When last Saturday night the stage went dark at the end of Akram Khan’s “Xenos,” nobody moved in the near-capacity audience of the 2,600-seat Zellerbach Hall. The silence was deafening. Finally, a small, dirt-covered figure walked downstage, and the hall exploded. “Xenos” supposedly, is Khan’s last solo performance. With his first-rate collaborators he created a haunting meditation on what it means to be human in an inhuman world. A letter from an Indian soldier conscripted into World War I proved part of the inspiration for this very fine work. “This is not war,” the man had written, “It is the ending of the world.” The sentence resonates throughout “Xenos.”

And yet the two-act piece started so gently.
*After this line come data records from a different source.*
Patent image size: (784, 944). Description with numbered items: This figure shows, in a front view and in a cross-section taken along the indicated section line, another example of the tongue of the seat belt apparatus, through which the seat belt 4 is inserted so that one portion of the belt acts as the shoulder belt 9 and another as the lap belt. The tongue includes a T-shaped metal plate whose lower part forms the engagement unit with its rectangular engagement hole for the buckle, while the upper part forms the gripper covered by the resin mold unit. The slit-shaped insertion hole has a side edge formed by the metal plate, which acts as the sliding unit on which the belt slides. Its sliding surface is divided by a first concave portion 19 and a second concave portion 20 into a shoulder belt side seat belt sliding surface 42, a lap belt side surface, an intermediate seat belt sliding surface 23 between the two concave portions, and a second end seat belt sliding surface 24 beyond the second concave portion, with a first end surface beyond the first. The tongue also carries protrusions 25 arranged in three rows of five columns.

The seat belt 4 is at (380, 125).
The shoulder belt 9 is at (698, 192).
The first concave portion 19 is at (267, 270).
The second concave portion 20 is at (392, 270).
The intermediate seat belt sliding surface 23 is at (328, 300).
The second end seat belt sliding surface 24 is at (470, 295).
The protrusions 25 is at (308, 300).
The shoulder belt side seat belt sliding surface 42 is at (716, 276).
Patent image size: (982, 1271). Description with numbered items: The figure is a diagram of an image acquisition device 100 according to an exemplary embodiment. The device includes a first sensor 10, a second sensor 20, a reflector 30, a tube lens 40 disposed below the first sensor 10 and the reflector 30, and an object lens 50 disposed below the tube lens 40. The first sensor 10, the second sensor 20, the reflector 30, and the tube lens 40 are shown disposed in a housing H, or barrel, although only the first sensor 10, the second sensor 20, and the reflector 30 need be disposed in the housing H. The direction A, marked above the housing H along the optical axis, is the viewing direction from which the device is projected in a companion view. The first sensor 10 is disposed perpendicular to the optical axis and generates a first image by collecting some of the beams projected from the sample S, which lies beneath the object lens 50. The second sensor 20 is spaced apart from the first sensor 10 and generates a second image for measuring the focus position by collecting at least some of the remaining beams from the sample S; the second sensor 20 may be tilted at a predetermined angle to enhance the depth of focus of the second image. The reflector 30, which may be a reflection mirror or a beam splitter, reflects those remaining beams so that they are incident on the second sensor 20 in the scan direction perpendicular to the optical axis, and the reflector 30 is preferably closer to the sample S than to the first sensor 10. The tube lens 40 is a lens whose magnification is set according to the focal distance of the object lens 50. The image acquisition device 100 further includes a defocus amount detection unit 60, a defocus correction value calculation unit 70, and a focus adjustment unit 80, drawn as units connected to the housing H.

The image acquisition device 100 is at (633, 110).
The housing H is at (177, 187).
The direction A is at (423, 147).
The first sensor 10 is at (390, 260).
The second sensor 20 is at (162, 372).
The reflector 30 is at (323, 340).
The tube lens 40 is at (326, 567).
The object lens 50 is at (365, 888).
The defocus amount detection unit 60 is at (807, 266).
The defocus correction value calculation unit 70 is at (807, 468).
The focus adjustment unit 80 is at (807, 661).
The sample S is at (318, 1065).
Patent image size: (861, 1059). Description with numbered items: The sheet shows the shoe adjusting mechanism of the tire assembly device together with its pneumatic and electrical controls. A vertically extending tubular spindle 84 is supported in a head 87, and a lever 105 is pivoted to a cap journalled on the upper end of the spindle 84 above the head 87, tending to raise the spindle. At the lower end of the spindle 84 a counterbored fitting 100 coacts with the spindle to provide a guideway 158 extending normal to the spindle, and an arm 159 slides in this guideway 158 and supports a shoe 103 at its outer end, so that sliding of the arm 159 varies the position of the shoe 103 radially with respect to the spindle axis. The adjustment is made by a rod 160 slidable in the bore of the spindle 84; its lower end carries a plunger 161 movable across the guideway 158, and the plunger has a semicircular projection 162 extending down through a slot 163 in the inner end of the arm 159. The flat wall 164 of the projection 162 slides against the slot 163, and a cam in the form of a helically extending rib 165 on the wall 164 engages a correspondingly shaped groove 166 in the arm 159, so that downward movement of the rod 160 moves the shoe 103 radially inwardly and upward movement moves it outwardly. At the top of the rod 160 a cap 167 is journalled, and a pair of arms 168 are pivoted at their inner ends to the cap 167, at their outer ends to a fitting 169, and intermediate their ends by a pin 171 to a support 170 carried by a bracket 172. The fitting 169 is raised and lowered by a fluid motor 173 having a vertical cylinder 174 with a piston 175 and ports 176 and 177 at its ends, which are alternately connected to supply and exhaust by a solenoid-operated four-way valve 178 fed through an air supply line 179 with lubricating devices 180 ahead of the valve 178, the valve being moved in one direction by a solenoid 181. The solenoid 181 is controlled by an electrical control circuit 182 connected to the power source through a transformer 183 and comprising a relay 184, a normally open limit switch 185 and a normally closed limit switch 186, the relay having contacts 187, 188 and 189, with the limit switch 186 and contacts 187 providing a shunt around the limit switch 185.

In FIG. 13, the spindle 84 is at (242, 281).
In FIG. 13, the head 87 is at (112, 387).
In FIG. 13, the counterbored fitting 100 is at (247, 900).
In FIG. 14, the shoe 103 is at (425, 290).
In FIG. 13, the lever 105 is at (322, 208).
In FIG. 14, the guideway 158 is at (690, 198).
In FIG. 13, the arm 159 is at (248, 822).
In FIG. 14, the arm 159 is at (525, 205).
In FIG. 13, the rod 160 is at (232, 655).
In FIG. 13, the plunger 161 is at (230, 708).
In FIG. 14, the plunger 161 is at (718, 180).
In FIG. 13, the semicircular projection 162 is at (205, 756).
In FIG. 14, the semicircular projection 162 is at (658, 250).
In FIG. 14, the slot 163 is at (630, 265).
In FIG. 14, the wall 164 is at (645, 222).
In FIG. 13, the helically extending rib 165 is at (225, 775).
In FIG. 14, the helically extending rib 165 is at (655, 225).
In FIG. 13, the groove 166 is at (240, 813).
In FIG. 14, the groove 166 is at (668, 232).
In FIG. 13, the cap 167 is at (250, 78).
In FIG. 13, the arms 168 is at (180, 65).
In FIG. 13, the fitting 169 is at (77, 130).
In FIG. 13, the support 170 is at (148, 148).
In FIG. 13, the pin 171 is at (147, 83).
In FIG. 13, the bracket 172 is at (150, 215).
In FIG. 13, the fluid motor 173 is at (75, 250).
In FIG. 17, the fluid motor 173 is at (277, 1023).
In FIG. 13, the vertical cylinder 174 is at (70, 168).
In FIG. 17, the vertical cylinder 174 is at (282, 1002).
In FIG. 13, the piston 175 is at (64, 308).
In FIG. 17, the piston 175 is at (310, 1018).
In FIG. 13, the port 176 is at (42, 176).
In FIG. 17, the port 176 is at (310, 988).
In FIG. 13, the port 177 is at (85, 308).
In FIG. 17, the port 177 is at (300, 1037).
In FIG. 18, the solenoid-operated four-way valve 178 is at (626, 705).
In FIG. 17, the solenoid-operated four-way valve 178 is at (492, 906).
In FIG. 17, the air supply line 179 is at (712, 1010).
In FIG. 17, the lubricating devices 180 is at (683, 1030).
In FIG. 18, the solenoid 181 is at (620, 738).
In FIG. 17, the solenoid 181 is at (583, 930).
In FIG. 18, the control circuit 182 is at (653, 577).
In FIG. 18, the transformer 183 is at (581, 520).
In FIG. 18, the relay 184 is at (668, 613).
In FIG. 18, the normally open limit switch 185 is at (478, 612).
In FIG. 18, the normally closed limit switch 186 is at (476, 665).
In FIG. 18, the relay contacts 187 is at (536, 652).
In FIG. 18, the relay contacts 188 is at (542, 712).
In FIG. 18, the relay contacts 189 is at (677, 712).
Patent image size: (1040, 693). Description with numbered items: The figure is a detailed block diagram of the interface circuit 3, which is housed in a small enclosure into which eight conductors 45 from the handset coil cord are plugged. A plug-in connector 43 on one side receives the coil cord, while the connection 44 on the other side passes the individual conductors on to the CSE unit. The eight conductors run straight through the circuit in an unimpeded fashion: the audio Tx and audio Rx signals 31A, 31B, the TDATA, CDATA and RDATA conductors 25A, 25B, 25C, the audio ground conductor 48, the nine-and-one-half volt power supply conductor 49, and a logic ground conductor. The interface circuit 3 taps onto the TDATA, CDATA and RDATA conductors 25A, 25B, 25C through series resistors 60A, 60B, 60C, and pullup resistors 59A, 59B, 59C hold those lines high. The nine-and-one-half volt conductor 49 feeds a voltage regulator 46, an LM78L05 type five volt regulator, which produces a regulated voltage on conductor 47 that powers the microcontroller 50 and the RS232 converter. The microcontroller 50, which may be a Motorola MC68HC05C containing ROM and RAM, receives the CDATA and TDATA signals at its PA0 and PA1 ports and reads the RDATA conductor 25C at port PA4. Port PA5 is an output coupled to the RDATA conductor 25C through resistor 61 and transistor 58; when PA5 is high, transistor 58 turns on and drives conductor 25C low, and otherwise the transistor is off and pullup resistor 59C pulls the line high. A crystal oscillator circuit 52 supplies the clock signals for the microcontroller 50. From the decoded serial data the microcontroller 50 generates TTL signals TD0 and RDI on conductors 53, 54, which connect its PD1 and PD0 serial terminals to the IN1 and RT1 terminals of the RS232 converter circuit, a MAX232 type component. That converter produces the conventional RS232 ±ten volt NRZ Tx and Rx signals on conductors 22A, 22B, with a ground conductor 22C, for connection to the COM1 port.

Seated in front of a colorful tapestry and simple furniture, including a row of chairs, BC Manjunath and Aditya Prakash Kathak’s vocalizations and percussive rhythms welcomed the audience. Khan enters, dragging a huge heavy rope behind him. Oddly, it withdraws on its own. His solo, so wondrously responsive to the music, belies the fact that, apparently, his body tells him that solos are no longer possible. He is exquisite with firm footwork, whipping turns that slow and speed up at will, and arms that rise like flames and spread like ocean waves. Idyllic as this is to watch, you can’t miss rumblings that interfere with the dance: ominous sounds, gunshots, lights that flicker and move, dark clouds rising on the horizon. So fast that you have barely time catch it, the scenery is whipped away as if by a tornado, and we are left with some dead dry earth and a sloping wall. (Scenery is by Mirella Weingarten, Lighting Design by Michael Hulls.

The second part of this sixty-five minute, astoundingly conceived and magnificent one-man teatrum mundi sent Khan’s Everyman soldier clambering the walls of this trench, falling to “gun shots,” wreathing and twitching in pain. More often than not his body looks torn apart. But also, in all this pain and desperation, he still attempts to hang on to something of his essential identity. He sends Kathak arms spiraling upwards and out, yet steps fail him when the wall starts to crumble. The rope wound around his head becomes a sepoy’s headdress, and the removed ankle bells a munitions belt around his chest.

But to Khan “Xenos” (outsider, stranger) also recalls the titan Prometheus, who enraged Zeus for having created man. Zeus never forgave him. Stretched against the trench you can almost see the eagle coming for Prometheus’s nightly mutilations. Yet even in the hell of war Khan tries to shape humans out of the crumbling earth.

Khan is stunning as a performer but he also has about as good a musical score from Vincenzo Lamagna as he could want. It includes electronics and live music, mixing original material with what sounded at least once like a folksong. The chorus from Mozart’s ‘Lacrimosa’ floats in only to be torn apart by the sounds of war. A lovely image, the five musicians seem to float above the ramparts. An emblem of art defeating hate? I wish it could be so.

War is always horrendous, but rarely has there been one as stupid and senseless, inflamed by personal and national egos, as World War I. Khan’s wanting, perhaps, to inject a sense of hope, painfully tries to climb up that wall of destruction at the end. Yet still the dead kept falling. It was an odd decision, perhaps an attempt to give the audience something akin to hope to take home. What preceded suggested this was an act of futility.